J'attendais de lui une lettre aujourd'hui, je pense qu'elle ne peut manquer de
m'arriver demain.
Mon but principal et, à vrai dire, unique en envoyant
notre ami chez M. Levassor était de le laisser entièrement indépendant et libre
pour la réflexion comme pour l'action, durant les quelques jours qui pouvaient
s'écouler jusqu'au moment où sa démission, qu'il était encore maître de
retirer, serait devenue irrévocable. Je lui avais fait toutes les observations
possibles, pour bien éclairer son esprit sur les inconvénients de sa résolution
subite et sur les avantages qu'il eût trouvés à choisir plus sagement son
temps; il a persisté dans sa volonté. Il me semble que si, après quelques jours
écoulés et le temps de retirer sa démission étant passé, il reste ferme dans sa
volonté, nous ne pourrons douter de sa résolution et ne devrons pas non plus
lui refuser de l'admettre parmi nous. Alors je ne verrais pas l'utilité du
grand voyage que vous proposeriez de lui faire entreprendre à Angers, voyage
assez dispendieux et pour lequel il aurait, je crois, beaucoup de répugnance.
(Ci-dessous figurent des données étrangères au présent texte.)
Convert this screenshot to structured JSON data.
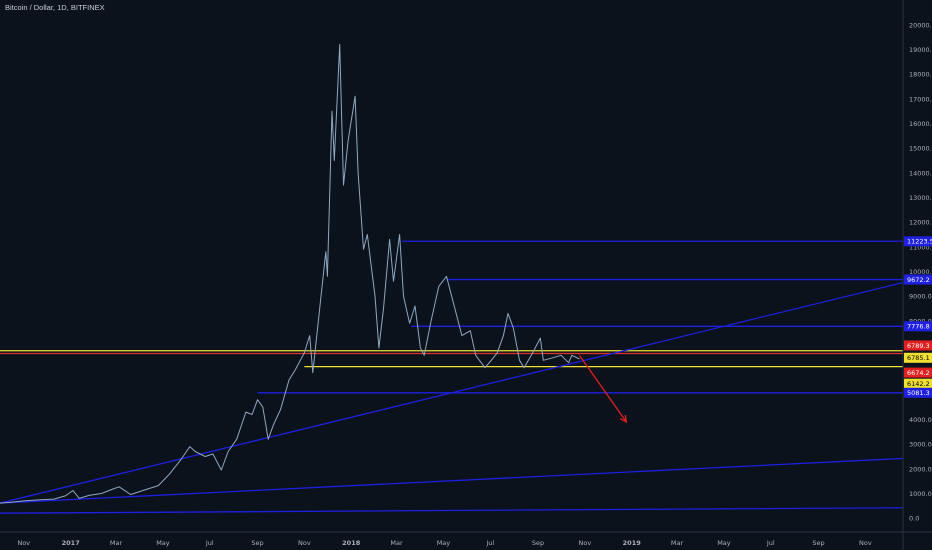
{
  "header": {
    "title": "Bitcoin / Dollar, 1D, BITFINEX"
  },
  "colors": {
    "background": "#0b121b",
    "price_line": "#8fa8c2",
    "level_blue": "#1f1fe0",
    "level_yellow": "#f0e030",
    "level_red": "#e03030",
    "arrow": "#e02020",
    "axis_text": "#a7b0bb"
  },
  "chart_data": {
    "type": "line",
    "title": "Bitcoin / Dollar, 1D, BITFINEX",
    "xlabel": "",
    "ylabel": "",
    "ylim": [
      -400,
      20600
    ],
    "xlim": [
      "2016-10-01",
      "2019-12-20"
    ],
    "x_ticks": [
      {
        "label": "Nov",
        "date": "2016-11-01"
      },
      {
        "label": "2017",
        "date": "2017-01-01"
      },
      {
        "label": "Mar",
        "date": "2017-03-01"
      },
      {
        "label": "May",
        "date": "2017-05-01"
      },
      {
        "label": "Jul",
        "date": "2017-07-01"
      },
      {
        "label": "Sep",
        "date": "2017-09-01"
      },
      {
        "label": "Nov",
        "date": "2017-11-01"
      },
      {
        "label": "2018",
        "date": "2018-01-01"
      },
      {
        "label": "Mar",
        "date": "2018-03-01"
      },
      {
        "label": "May",
        "date": "2018-05-01"
      },
      {
        "label": "Jul",
        "date": "2018-07-01"
      },
      {
        "label": "Sep",
        "date": "2018-09-01"
      },
      {
        "label": "Nov",
        "date": "2018-11-01"
      },
      {
        "label": "2019",
        "date": "2019-01-01"
      },
      {
        "label": "Mar",
        "date": "2019-03-01"
      },
      {
        "label": "May",
        "date": "2019-05-01"
      },
      {
        "label": "Jul",
        "date": "2019-07-01"
      },
      {
        "label": "Sep",
        "date": "2019-09-01"
      },
      {
        "label": "Nov",
        "date": "2019-11-01"
      }
    ],
    "y_ticks": [
      "0.0",
      "1000.0",
      "2000.0",
      "3000.0",
      "4000.0",
      "5000.0",
      "6000.0",
      "7000.0",
      "8000.0",
      "9000.0",
      "10000.0",
      "11000.0",
      "12000.0",
      "13000.0",
      "14000.0",
      "15000.0",
      "16000.0",
      "17000.0",
      "18000.0",
      "19000.0",
      "20000.0"
    ],
    "series": [
      {
        "type": "line",
        "points": [
          [
            "2016-10-01",
            610
          ],
          [
            "2016-10-15",
            640
          ],
          [
            "2016-11-01",
            700
          ],
          [
            "2016-11-20",
            740
          ],
          [
            "2016-12-10",
            770
          ],
          [
            "2016-12-25",
            900
          ],
          [
            "2017-01-04",
            1120
          ],
          [
            "2017-01-12",
            800
          ],
          [
            "2017-01-25",
            920
          ],
          [
            "2017-02-10",
            1000
          ],
          [
            "2017-02-25",
            1180
          ],
          [
            "2017-03-05",
            1270
          ],
          [
            "2017-03-20",
            960
          ],
          [
            "2017-04-05",
            1120
          ],
          [
            "2017-04-25",
            1320
          ],
          [
            "2017-05-10",
            1800
          ],
          [
            "2017-05-25",
            2400
          ],
          [
            "2017-06-05",
            2900
          ],
          [
            "2017-06-12",
            2700
          ],
          [
            "2017-06-25",
            2500
          ],
          [
            "2017-07-05",
            2600
          ],
          [
            "2017-07-16",
            1950
          ],
          [
            "2017-07-25",
            2700
          ],
          [
            "2017-08-05",
            3200
          ],
          [
            "2017-08-17",
            4300
          ],
          [
            "2017-08-25",
            4200
          ],
          [
            "2017-09-01",
            4800
          ],
          [
            "2017-09-08",
            4500
          ],
          [
            "2017-09-15",
            3200
          ],
          [
            "2017-09-22",
            3800
          ],
          [
            "2017-10-01",
            4400
          ],
          [
            "2017-10-12",
            5600
          ],
          [
            "2017-10-20",
            6000
          ],
          [
            "2017-11-01",
            6700
          ],
          [
            "2017-11-08",
            7400
          ],
          [
            "2017-11-12",
            5900
          ],
          [
            "2017-11-20",
            8200
          ],
          [
            "2017-11-29",
            10800
          ],
          [
            "2017-12-01",
            9800
          ],
          [
            "2017-12-07",
            16500
          ],
          [
            "2017-12-10",
            14500
          ],
          [
            "2017-12-17",
            19200
          ],
          [
            "2017-12-22",
            13500
          ],
          [
            "2017-12-28",
            15300
          ],
          [
            "2018-01-06",
            17100
          ],
          [
            "2018-01-10",
            14000
          ],
          [
            "2018-01-17",
            10900
          ],
          [
            "2018-01-22",
            11500
          ],
          [
            "2018-02-01",
            9000
          ],
          [
            "2018-02-06",
            6900
          ],
          [
            "2018-02-12",
            8500
          ],
          [
            "2018-02-20",
            11300
          ],
          [
            "2018-02-25",
            9600
          ],
          [
            "2018-03-05",
            11500
          ],
          [
            "2018-03-10",
            9000
          ],
          [
            "2018-03-18",
            7900
          ],
          [
            "2018-03-25",
            8600
          ],
          [
            "2018-04-01",
            6900
          ],
          [
            "2018-04-06",
            6600
          ],
          [
            "2018-04-15",
            8000
          ],
          [
            "2018-04-25",
            9400
          ],
          [
            "2018-05-05",
            9800
          ],
          [
            "2018-05-15",
            8600
          ],
          [
            "2018-05-25",
            7400
          ],
          [
            "2018-06-05",
            7600
          ],
          [
            "2018-06-12",
            6600
          ],
          [
            "2018-06-24",
            6100
          ],
          [
            "2018-07-01",
            6350
          ],
          [
            "2018-07-10",
            6700
          ],
          [
            "2018-07-18",
            7400
          ],
          [
            "2018-07-24",
            8300
          ],
          [
            "2018-07-31",
            7700
          ],
          [
            "2018-08-08",
            6400
          ],
          [
            "2018-08-14",
            6100
          ],
          [
            "2018-08-25",
            6700
          ],
          [
            "2018-09-04",
            7300
          ],
          [
            "2018-09-08",
            6400
          ],
          [
            "2018-09-20",
            6500
          ],
          [
            "2018-10-01",
            6600
          ],
          [
            "2018-10-11",
            6300
          ],
          [
            "2018-10-15",
            6600
          ],
          [
            "2018-10-25",
            6450
          ]
        ]
      }
    ],
    "horizontal_levels": [
      {
        "value": 11223.5,
        "label": "11223.5",
        "from": "2018-03-08",
        "color": "blue"
      },
      {
        "value": 9672.2,
        "label": "9672.2",
        "from": "2018-05-06",
        "color": "blue"
      },
      {
        "value": 7776.8,
        "label": "7776.8",
        "from": "2018-03-20",
        "color": "blue"
      },
      {
        "value": 6785.1,
        "label": "6785.1",
        "from": "2016-10-01",
        "color": "yellow"
      },
      {
        "value": 6674.2,
        "label": "6674.2",
        "from": "2016-10-01",
        "color": "red"
      },
      {
        "value": 6142.2,
        "label": "6142.2",
        "from": "2017-11-01",
        "color": "yellow"
      },
      {
        "value": 5081.3,
        "label": "5081.3",
        "from": "2017-09-01",
        "color": "blue"
      }
    ],
    "trendlines": [
      {
        "from": [
          "2016-10-01",
          610
        ],
        "to": [
          "2019-12-20",
          9550
        ]
      },
      {
        "from": [
          "2016-10-01",
          610
        ],
        "to": [
          "2019-12-20",
          2420
        ]
      },
      {
        "from": [
          "2016-10-01",
          200
        ],
        "to": [
          "2019-12-20",
          420
        ]
      }
    ],
    "arrow": {
      "from": [
        "2018-10-25",
        6600
      ],
      "to": [
        "2018-12-25",
        3900
      ]
    },
    "price_labels": [
      {
        "label": "11223.5",
        "value": 11223.5,
        "bg": "#1f1fe0",
        "fg": "#ffffff"
      },
      {
        "label": "9672.2",
        "value": 9672.2,
        "bg": "#1f1fe0",
        "fg": "#ffffff"
      },
      {
        "label": "7776.8",
        "value": 7776.8,
        "bg": "#1f1fe0",
        "fg": "#ffffff"
      },
      {
        "label": "6789.3",
        "value": 7000,
        "bg": "#e02020",
        "fg": "#ffffff"
      },
      {
        "label": "6785.1",
        "value": 6500,
        "bg": "#f0e030",
        "fg": "#000000"
      },
      {
        "label": "6674.2",
        "value": 5900,
        "bg": "#e02020",
        "fg": "#ffffff"
      },
      {
        "label": "6142.2",
        "value": 5450,
        "bg": "#f0e030",
        "fg": "#000000"
      },
      {
        "label": "5081.3",
        "value": 5081.3,
        "bg": "#1f1fe0",
        "fg": "#ffffff"
      }
    ]
  }
}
Il se montrait déjà bien triste de s'en aller loin de nous, à Chartres, avec
des étrangers, au moment où notre présence et l'appui de notre affection
fraternelle lui eussent été si nécessaires; je pense qu'il aurait encore plus
de regret de se remettre en route et d'aller à une si grande distance. Je
verrais à ce voyage un inconvénient plus grave, celui de conduire peut-être Mgr
à reprendre envers nous les vues d'autorité absolue qu'il avait adoptées
d'abord et qui eussent pu, sans la réserve que nous y avons mise, nous créer de
sérieux embarras; enfin nous avons pu nous convaincre, en plusieurs
circonstances, que ce vénérable prélat, dont je sais d'ailleurs l'expérience et
la haute piété, n'avait pas entièrement compris notre pensée ni saisi
exactement les circonstances de notre position; je doute donc qu'il eût grâce
spéciale pour diriger notre cher frère, surtout ne connaissant pas de longue
main son caractère, ses habitudes ni ses dispositions.
Voilà, mon cher frère, ma pensée sur le moyen que vous
proposez; je la livre à l'examen de M. Beaussier et au vôtre en toute
simplicité et bien résolu d'avance de me ranger à votre avis si le mien ne vous
paraît pas le meilleur. Si, au contraire, vous jugiez bon de l'adopter, je crois
qu'on pourrait maintenir pour quelques jours notre ami à Chartres ou ailleurs
jusqu'au moment de votre départ; alors vous l'emmèneriez avec vous au lieu où
vous devez aller pour prendre quelque repos et vous feriez ensemble une absence
d'une quinzaine de jours; cela me semblerait suffisant pour remettre toutes
choses en leur lieu. Je comptais partir pour vous retrouver au commencement de
la semaine prochaine; si vous croyez que, pour faciliter votre départ et celui
de M. Maignen, je doive hâter mon retour, ne manquez pas de me le dire sans
nulle hésitation.
Adieu, mon bien cher frère, je vous embrasse tendrement
ainsi que notre excellent p. Beaussier et suis en N.S.